Bitte beachten Sie: Der Inhalt dieses Artikels stellt weder eine Rechtsberatung dar noch ersetzt er eine professionelle Beratung hinsichtlich der besonderen Umstände Ihres Unternehmens. Alle Originalmaterialien unterliegen dem Copyright © HR Analytical Services Inc. 2019.

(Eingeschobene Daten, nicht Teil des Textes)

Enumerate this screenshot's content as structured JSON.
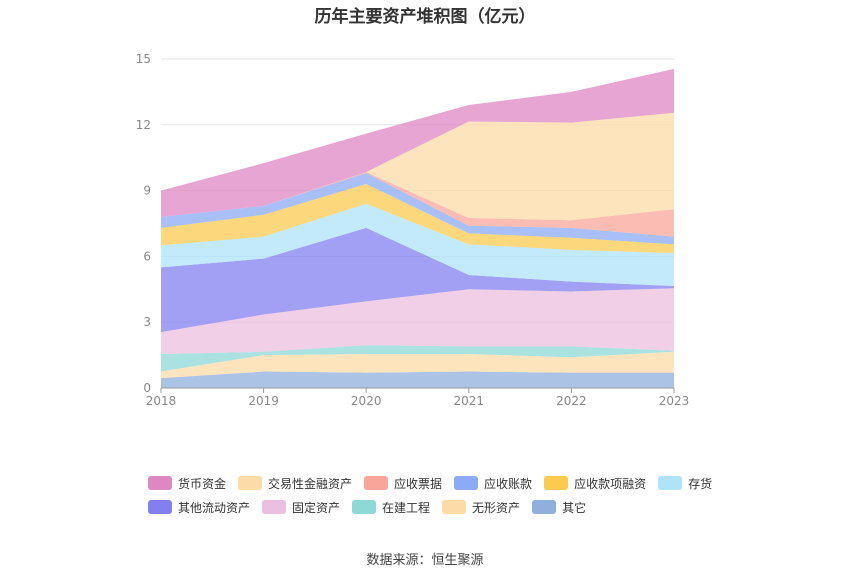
{
  "chart_data": {
    "type": "area",
    "stacked": true,
    "title": "历年主要资产堆积图（亿元）",
    "x": [
      "2018",
      "2019",
      "2020",
      "2021",
      "2022",
      "2023"
    ],
    "ylim": [
      0,
      15
    ],
    "yticks": [
      0,
      3,
      6,
      9,
      12,
      15
    ],
    "grid": true,
    "legend_position": "bottom",
    "series": [
      {
        "name": "其它",
        "color": "#8fb0dc",
        "values": [
          0.45,
          0.75,
          0.7,
          0.75,
          0.7,
          0.7
        ]
      },
      {
        "name": "无形资产",
        "color": "#fddba7",
        "values": [
          0.3,
          0.75,
          0.85,
          0.8,
          0.7,
          0.95
        ]
      },
      {
        "name": "在建工程",
        "color": "#8ed8d8",
        "values": [
          0.8,
          0.15,
          0.4,
          0.35,
          0.5,
          0.05
        ]
      },
      {
        "name": "固定资产",
        "color": "#ebbfdf",
        "values": [
          1.0,
          1.7,
          2.0,
          2.6,
          2.5,
          2.85
        ]
      },
      {
        "name": "其他流动资产",
        "color": "#8280f0",
        "values": [
          2.95,
          2.55,
          3.35,
          0.65,
          0.45,
          0.1
        ]
      },
      {
        "name": "存货",
        "color": "#aee3fa",
        "values": [
          1.0,
          1.0,
          1.1,
          1.4,
          1.45,
          1.5
        ]
      },
      {
        "name": "应收款项融资",
        "color": "#fcca4f",
        "values": [
          0.8,
          1.0,
          0.9,
          0.5,
          0.55,
          0.4
        ]
      },
      {
        "name": "应收账款",
        "color": "#8caaf5",
        "values": [
          0.5,
          0.4,
          0.5,
          0.35,
          0.45,
          0.35
        ]
      },
      {
        "name": "应收票据",
        "color": "#f9a59a",
        "values": [
          0.0,
          0.0,
          0.05,
          0.35,
          0.35,
          1.25
        ]
      },
      {
        "name": "交易性金融资产",
        "color": "#fddba7",
        "values": [
          0.0,
          0.0,
          0.0,
          4.4,
          4.45,
          4.4
        ]
      },
      {
        "name": "货币资金",
        "color": "#de87c3",
        "values": [
          1.2,
          1.95,
          1.75,
          0.75,
          1.4,
          2.0
        ]
      }
    ]
  },
  "legend": {
    "row1": [
      {
        "name": "货币资金",
        "color": "#de87c3"
      },
      {
        "name": "交易性金融资产",
        "color": "#fddba7"
      },
      {
        "name": "应收票据",
        "color": "#f9a59a"
      },
      {
        "name": "应收账款",
        "color": "#8caaf5"
      },
      {
        "name": "应收款项融资",
        "color": "#fcca4f"
      },
      {
        "name": "存货",
        "color": "#aee3fa"
      }
    ],
    "row2": [
      {
        "name": "其他流动资产",
        "color": "#8280f0"
      },
      {
        "name": "固定资产",
        "color": "#ebbfdf"
      },
      {
        "name": "在建工程",
        "color": "#8ed8d8"
      },
      {
        "name": "无形资产",
        "color": "#fddba7"
      },
      {
        "name": "其它",
        "color": "#8fb0dc"
      }
    ]
  },
  "source": "数据来源：恒生聚源"
}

1. Die OFCCP war im Allgemeinen an alle Beschränkungen im Zusammenhang mit Titel VII gebunden, da die Executive Order 11246 und die Executive Order 13672 ihre Befugnisse teilweise aus den Bestimmungen von Titel VII ableiten. Daher würde ein Gerichtsurteil, wonach Titel VII nicht für sexuelle Orientierung oder Geschlechtsidentität gilt, wahrscheinlich den Schutz einschränken, der durch diese Executive Orders gewährt wird.

Anmerkung der Redaktion: Dieser Beitrag wurde ursprünglich auf Circaworks.com veröffentlicht. Im April 2023 übernahm Mitratech Circa, einen führenden Anbieter von Software für integratives Recruiting und OFCCP-Compliance. Der Inhalt wurde seitdem aktualisiert, um unser erweitertes Produktangebot, die sich entwickelnden Compliance-Vorschriften für die Talentakquise und Best Practices im Personalmanagement zu berücksichtigen.